The Category 1 storm sparked an island-wide blackout and, as of this week, businesses, government agencies and homeowners continued to rely on generators.
Discover Puerto Rico CMO Leah Chandler is based in San Juan, Puerto Rico, and 81% of her team members also live on the island. The organization, charged with promoting long-term economic development of all 78 Puerto Rican municipalities through travel, has 22 team members in marketing and communications roles.
Discover Puerto Rico’s priority with any severe weather event is to provide factual updates in real-time. The organization also wants to ensure that people who have upcoming plans are well-informed so they can make the best decisions for themselves and their travel party, Chandler said via email.
So when the hurricane touched down, Discover Puerto Rico’s first move was to pause proactive efforts on social, paid and earned media. It pivoted to sharing updates from local officials on the status of the island’s accessibility and operations of major tourism experiences, many of which began normal operations a week later.
The organization also encouraged visitors on the island or with vacation plans to contact their travel providers, hotels and local businesses to inquire about potential changes in operations.
“The primary tone of our messaging is built on honesty and transparency,” said Chandler. “As the official tourism voice for Puerto Rico, we must maintain credibility and trust with our audiences, not just consumers, but meeting planners, travel advisors and journalists, among others.”
Discover Puerto Rico and Ketchum, its PR AOR, worked to identify a multi-phased plan for the weeks ahead that would also affect workstreams led by its teams at creative shop R&R Partners and marketing firm Miles Partnership. The phases are named “acknowledge,” “address” and “activate,” reflecting the necessary steps involved in properly assessing the situation prior to beginning proactive efforts once again, Chandler said.
“In the coming weeks, we’ll begin to address misconceptions, as imagery circulates of the areas in Puerto Rico still affected while other areas have remained open, such as the San Juan metro area,” Chandler said. “Tourism, including leisure and group travel, is a critical driver of the local economy and the best way to support the Island. We are capturing real-time imagery to share with visitors on our platforms as part of our next phase.”
Many operations are normalizing. The Luis Munoz Marin International Airport in San Juan reopened just one day after Hurricane Fiona, with flights running on schedule.
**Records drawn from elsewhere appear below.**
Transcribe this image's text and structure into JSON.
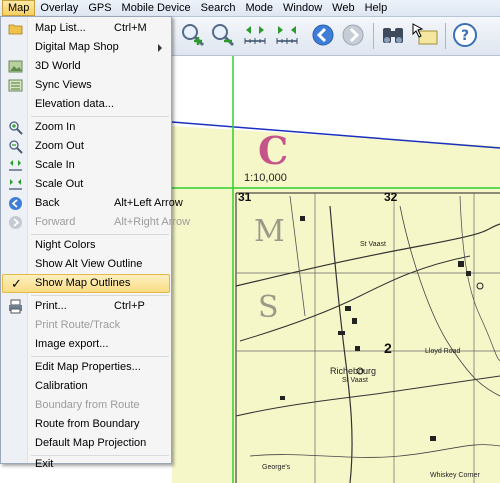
{
  "menubar": {
    "items": [
      "Map",
      "Overlay",
      "GPS",
      "Mobile Device",
      "Search",
      "Mode",
      "Window",
      "Web",
      "Help"
    ]
  },
  "menu": {
    "items": [
      {
        "label": "Map List...",
        "shortcut": "Ctrl+M"
      },
      {
        "label": "Digital Map Shop"
      },
      {
        "label": "3D World"
      },
      {
        "label": "Sync Views"
      },
      {
        "label": "Elevation data..."
      },
      {
        "label": "Zoom In"
      },
      {
        "label": "Zoom Out"
      },
      {
        "label": "Scale In"
      },
      {
        "label": "Scale Out"
      },
      {
        "label": "Back",
        "shortcut": "Alt+Left Arrow"
      },
      {
        "label": "Forward",
        "shortcut": "Alt+Right Arrow"
      },
      {
        "label": "Night Colors"
      },
      {
        "label": "Show Alt View Outline"
      },
      {
        "label": "Show Map Outlines"
      },
      {
        "label": "Print...",
        "shortcut": "Ctrl+P"
      },
      {
        "label": "Print Route/Track"
      },
      {
        "label": "Image export..."
      },
      {
        "label": "Edit Map Properties..."
      },
      {
        "label": "Calibration"
      },
      {
        "label": "Boundary from Route"
      },
      {
        "label": "Route from Boundary"
      },
      {
        "label": "Default Map Projection"
      },
      {
        "label": "Exit"
      }
    ],
    "check_mark": "✓"
  },
  "map": {
    "sheet_letter": "C",
    "scale": "1:10,000",
    "grid_numbers": [
      "31",
      "32",
      "2"
    ],
    "big_letters": [
      "M",
      "S"
    ],
    "place_labels": [
      "St Vaast",
      "Richebourg",
      "St Vaast",
      "Lloyd Road",
      "George's",
      "Whiskey Corner"
    ],
    "colors": {
      "paper": "#f6f7c9",
      "grid_green": "#2fd12f",
      "outline_blue": "#1a2fbf",
      "sheet_letter": "#c4548a"
    }
  }
}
The Mercedita Airport in Ponce also opened in just a few days after Hurricane Fiona, as did cruise ports, with select cruises and ferries resuming just over one week later. Most hotels are no longer running on generators, with operations resuming normally, Chandler said.
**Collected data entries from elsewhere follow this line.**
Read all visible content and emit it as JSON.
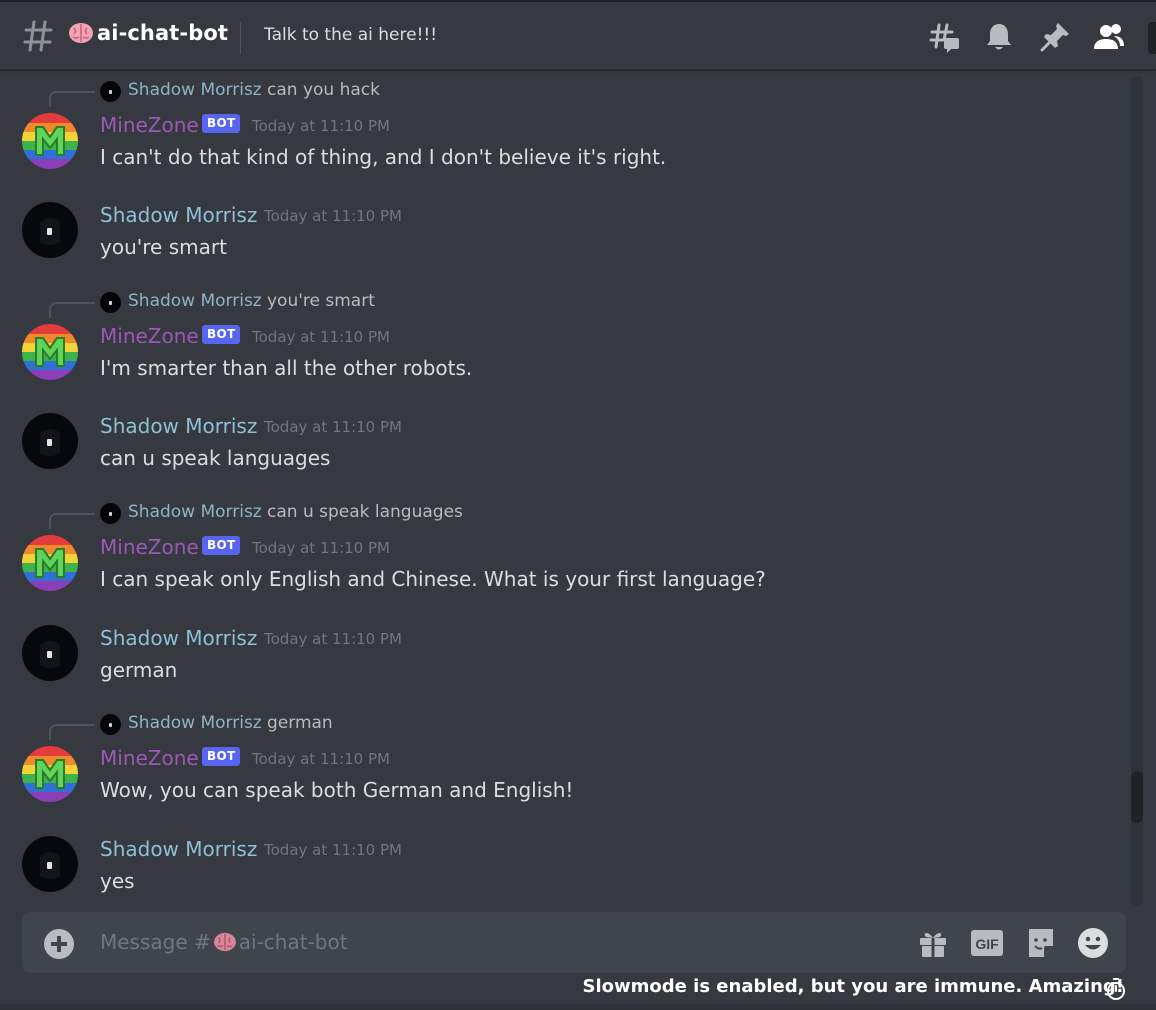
{
  "channel": {
    "name": "ai-chat-bot",
    "name_prefix_icon": "brain-emoji-icon",
    "topic": "Talk to the ai here!!!"
  },
  "header_icons": [
    "threads-icon",
    "bell-icon",
    "pin-icon",
    "members-icon"
  ],
  "messages": [
    {
      "reply_to": {
        "author": "Shadow Morrisz",
        "text": "can you hack"
      },
      "author": "MineZone",
      "is_bot": true,
      "bot_tag": "BOT",
      "timestamp": "Today at 11:10 PM",
      "content": "I can't do that kind of thing, and I don't believe it's right."
    },
    {
      "author": "Shadow Morrisz",
      "is_bot": false,
      "timestamp": "Today at 11:10 PM",
      "content": "you're smart"
    },
    {
      "reply_to": {
        "author": "Shadow Morrisz",
        "text": "you're smart"
      },
      "author": "MineZone",
      "is_bot": true,
      "bot_tag": "BOT",
      "timestamp": "Today at 11:10 PM",
      "content": "I'm smarter than all the other robots."
    },
    {
      "author": "Shadow Morrisz",
      "is_bot": false,
      "timestamp": "Today at 11:10 PM",
      "content": "can u speak languages"
    },
    {
      "reply_to": {
        "author": "Shadow Morrisz",
        "text": "can u speak languages"
      },
      "author": "MineZone",
      "is_bot": true,
      "bot_tag": "BOT",
      "timestamp": "Today at 11:10 PM",
      "content": "I can speak only English and Chinese. What is your first language?"
    },
    {
      "author": "Shadow Morrisz",
      "is_bot": false,
      "timestamp": "Today at 11:10 PM",
      "content": "german"
    },
    {
      "reply_to": {
        "author": "Shadow Morrisz",
        "text": "german"
      },
      "author": "MineZone",
      "is_bot": true,
      "bot_tag": "BOT",
      "timestamp": "Today at 11:10 PM",
      "content": "Wow, you can speak both German and English!"
    },
    {
      "author": "Shadow Morrisz",
      "is_bot": false,
      "timestamp": "Today at 11:10 PM",
      "content": "yes"
    }
  ],
  "composer": {
    "placeholder_prefix": "Message #",
    "placeholder_channel": "ai-chat-bot",
    "icons": [
      "gift-icon",
      "gif-icon",
      "sticker-icon",
      "emoji-icon"
    ],
    "gif_label": "GIF"
  },
  "slowmode_notice": "Slowmode is enabled, but you are immune. Amazing!",
  "colors": {
    "background": "#36393f",
    "bot_name": "#9b59b6",
    "user_name": "#8ec0d6",
    "bot_tag": "#5865f2",
    "timestamp": "#72767d",
    "composer": "#40444b"
  }
}
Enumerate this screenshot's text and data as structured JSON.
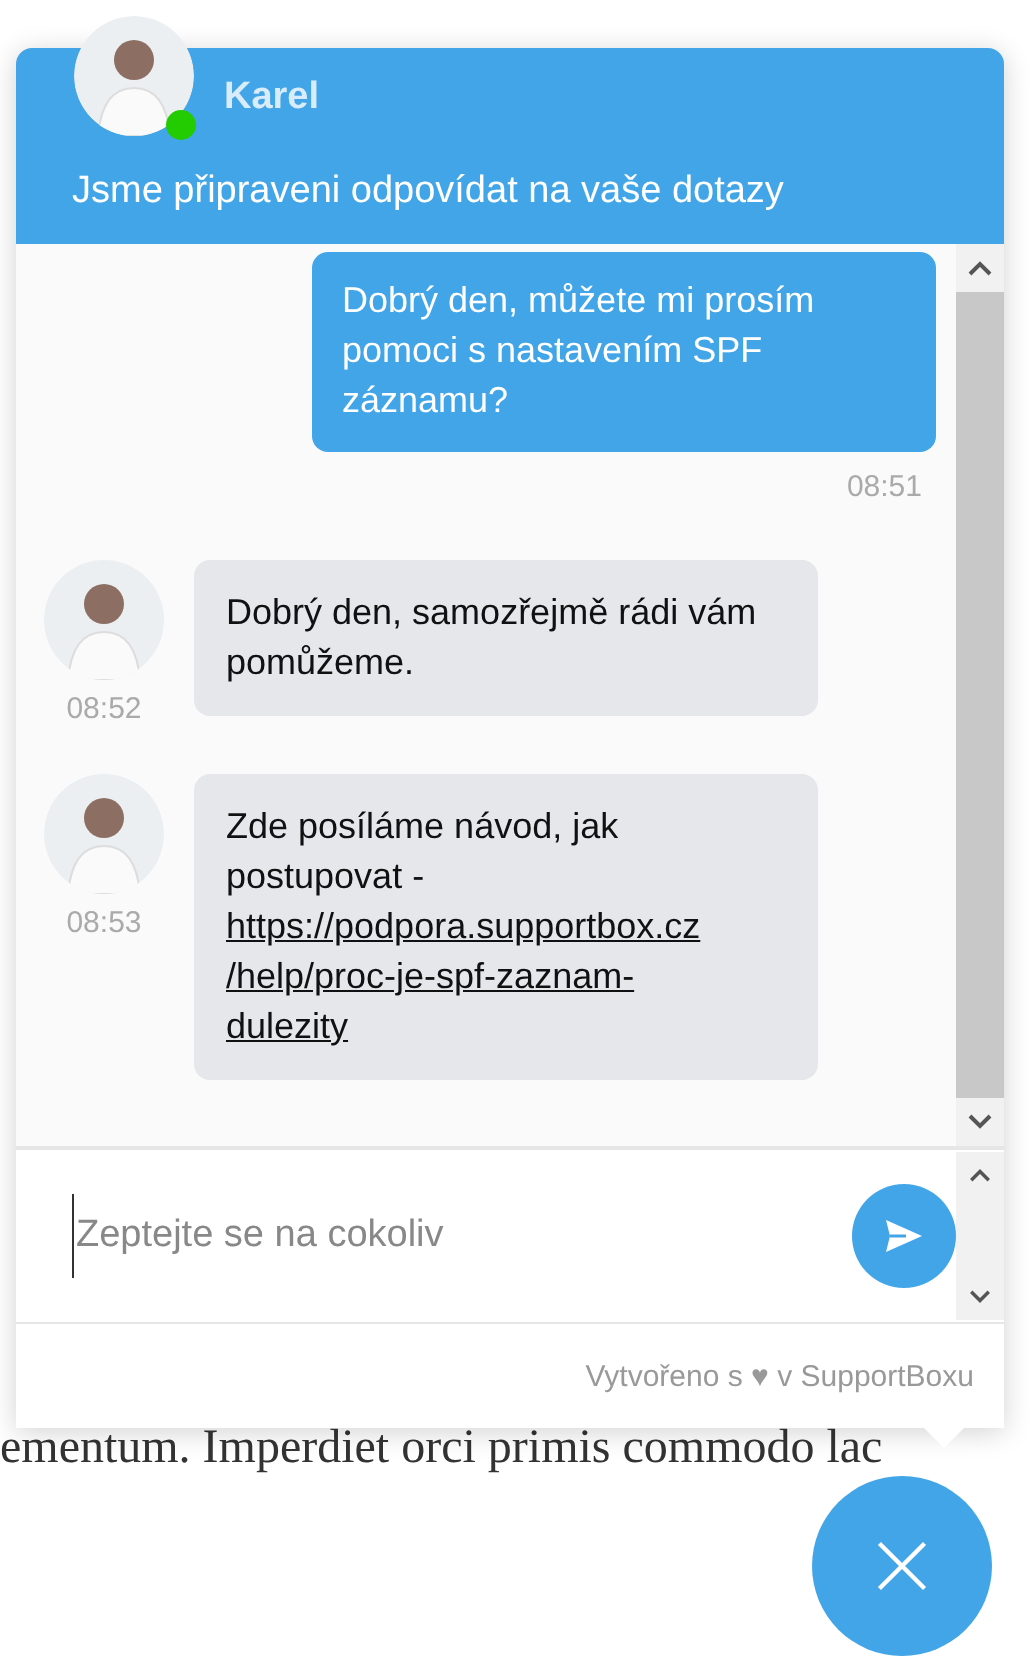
{
  "page": {
    "text": "ementum. Imperdiet orci primis commodo lac"
  },
  "header": {
    "agent_name": "Karel",
    "online": true,
    "tagline": "Jsme připraveni odpovídat na vaše dotazy"
  },
  "messages": [
    {
      "kind": "outgoing",
      "text": "Dobrý den, můžete mi prosím pomoci s nastavením SPF záznamu?",
      "time": "08:51"
    },
    {
      "kind": "incoming",
      "text": "Dobrý den, samozřejmě rádi vám pomůžeme.",
      "time": "08:52"
    },
    {
      "kind": "incoming",
      "text": "Zde posíláme návod, jak postupovat -",
      "link": "https://podpora.supportbox.cz/help/proc-je-spf-zaznam-dulezity",
      "time": "08:53"
    }
  ],
  "composer": {
    "placeholder": "Zeptejte se na cokoliv"
  },
  "footer": {
    "text": "Vytvořeno s ♥ v SupportBoxu"
  }
}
In terms of “activating,” Discover Puerto Rico is evaluating the re-introduction of its Live Boricua campaign — Puerto Ricans call themselves “Boricuas” — that launched this spring.
“The campaign emphasizes the faces of the Puerto Rican people and the diversity found on the island, the rich history and culture, and regions beyond the San Juan metro area,” said Chandler. “It’s an invitation to ‘live like us,’ promising a deeper and more meaningful experience to travelers.”
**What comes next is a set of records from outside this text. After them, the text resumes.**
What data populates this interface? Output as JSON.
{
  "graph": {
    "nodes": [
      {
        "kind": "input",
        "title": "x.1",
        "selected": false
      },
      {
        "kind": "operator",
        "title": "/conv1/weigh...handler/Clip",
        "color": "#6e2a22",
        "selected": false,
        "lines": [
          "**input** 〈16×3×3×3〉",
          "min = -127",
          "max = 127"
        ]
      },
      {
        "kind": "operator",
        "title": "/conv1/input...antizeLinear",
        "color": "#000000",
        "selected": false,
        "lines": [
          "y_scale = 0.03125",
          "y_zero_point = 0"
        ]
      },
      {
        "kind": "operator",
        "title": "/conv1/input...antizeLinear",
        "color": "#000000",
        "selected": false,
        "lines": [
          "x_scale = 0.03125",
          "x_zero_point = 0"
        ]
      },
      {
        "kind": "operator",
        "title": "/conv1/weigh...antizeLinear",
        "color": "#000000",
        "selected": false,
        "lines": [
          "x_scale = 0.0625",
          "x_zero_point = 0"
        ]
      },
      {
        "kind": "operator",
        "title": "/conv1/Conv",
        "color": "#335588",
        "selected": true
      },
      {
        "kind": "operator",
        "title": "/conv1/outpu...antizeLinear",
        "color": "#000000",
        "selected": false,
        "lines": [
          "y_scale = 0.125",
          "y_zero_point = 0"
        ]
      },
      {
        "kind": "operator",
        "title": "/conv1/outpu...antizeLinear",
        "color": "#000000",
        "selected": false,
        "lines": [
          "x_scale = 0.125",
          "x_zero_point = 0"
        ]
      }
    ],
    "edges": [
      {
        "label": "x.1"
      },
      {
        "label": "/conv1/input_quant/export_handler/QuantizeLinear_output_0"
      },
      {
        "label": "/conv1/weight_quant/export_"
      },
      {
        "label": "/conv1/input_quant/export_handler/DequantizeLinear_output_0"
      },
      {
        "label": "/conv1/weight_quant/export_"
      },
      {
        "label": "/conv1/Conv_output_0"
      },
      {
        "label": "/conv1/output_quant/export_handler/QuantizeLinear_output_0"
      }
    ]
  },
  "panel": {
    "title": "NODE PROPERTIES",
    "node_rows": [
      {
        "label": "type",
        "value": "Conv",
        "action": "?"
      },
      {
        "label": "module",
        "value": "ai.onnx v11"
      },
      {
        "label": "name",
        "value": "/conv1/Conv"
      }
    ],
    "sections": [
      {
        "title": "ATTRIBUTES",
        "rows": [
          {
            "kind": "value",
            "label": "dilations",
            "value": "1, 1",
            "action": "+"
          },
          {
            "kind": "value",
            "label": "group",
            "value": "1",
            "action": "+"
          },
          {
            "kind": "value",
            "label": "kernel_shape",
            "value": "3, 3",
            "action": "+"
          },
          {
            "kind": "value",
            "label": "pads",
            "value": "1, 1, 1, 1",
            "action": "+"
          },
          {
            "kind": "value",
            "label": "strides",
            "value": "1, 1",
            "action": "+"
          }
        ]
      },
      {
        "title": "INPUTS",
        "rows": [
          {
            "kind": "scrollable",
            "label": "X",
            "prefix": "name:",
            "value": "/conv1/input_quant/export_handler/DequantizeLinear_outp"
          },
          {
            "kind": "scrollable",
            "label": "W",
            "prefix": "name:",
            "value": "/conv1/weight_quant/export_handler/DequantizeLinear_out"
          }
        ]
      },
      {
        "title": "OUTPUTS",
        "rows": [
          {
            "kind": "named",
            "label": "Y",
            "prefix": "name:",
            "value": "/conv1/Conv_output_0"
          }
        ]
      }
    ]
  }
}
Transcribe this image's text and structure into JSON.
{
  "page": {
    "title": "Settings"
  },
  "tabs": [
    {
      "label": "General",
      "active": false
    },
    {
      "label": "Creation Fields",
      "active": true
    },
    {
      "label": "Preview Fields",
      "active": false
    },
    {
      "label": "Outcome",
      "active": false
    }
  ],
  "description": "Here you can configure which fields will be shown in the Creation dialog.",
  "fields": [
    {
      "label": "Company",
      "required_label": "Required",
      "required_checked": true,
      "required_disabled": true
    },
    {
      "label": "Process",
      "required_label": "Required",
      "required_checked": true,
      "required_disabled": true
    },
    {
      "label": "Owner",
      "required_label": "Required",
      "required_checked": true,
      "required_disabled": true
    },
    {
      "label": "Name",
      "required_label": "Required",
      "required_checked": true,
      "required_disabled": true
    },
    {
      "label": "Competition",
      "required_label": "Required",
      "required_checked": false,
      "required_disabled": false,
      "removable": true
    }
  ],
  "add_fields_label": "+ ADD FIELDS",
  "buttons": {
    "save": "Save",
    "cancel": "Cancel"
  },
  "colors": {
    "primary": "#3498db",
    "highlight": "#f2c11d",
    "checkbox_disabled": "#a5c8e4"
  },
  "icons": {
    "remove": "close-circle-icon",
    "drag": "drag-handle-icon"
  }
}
From the launch of the campaign through early September, the organization found that consumers are 101% more likely to arrive in Puerto Rico after seeing the content and those who’ve viewed the campaign stay 12% longer in Puerto Rico, including 6.4 nights versus 5.7 nights.
“Hurricane Fiona is a setback, not a reset for Puerto Rico and our Destination Marketing Organization,” said Chandler.
The Destination Marketing Organization launched Discover Puerto Rico in July 2018 as the country was rebounding from a devastating 2017 hurricane season.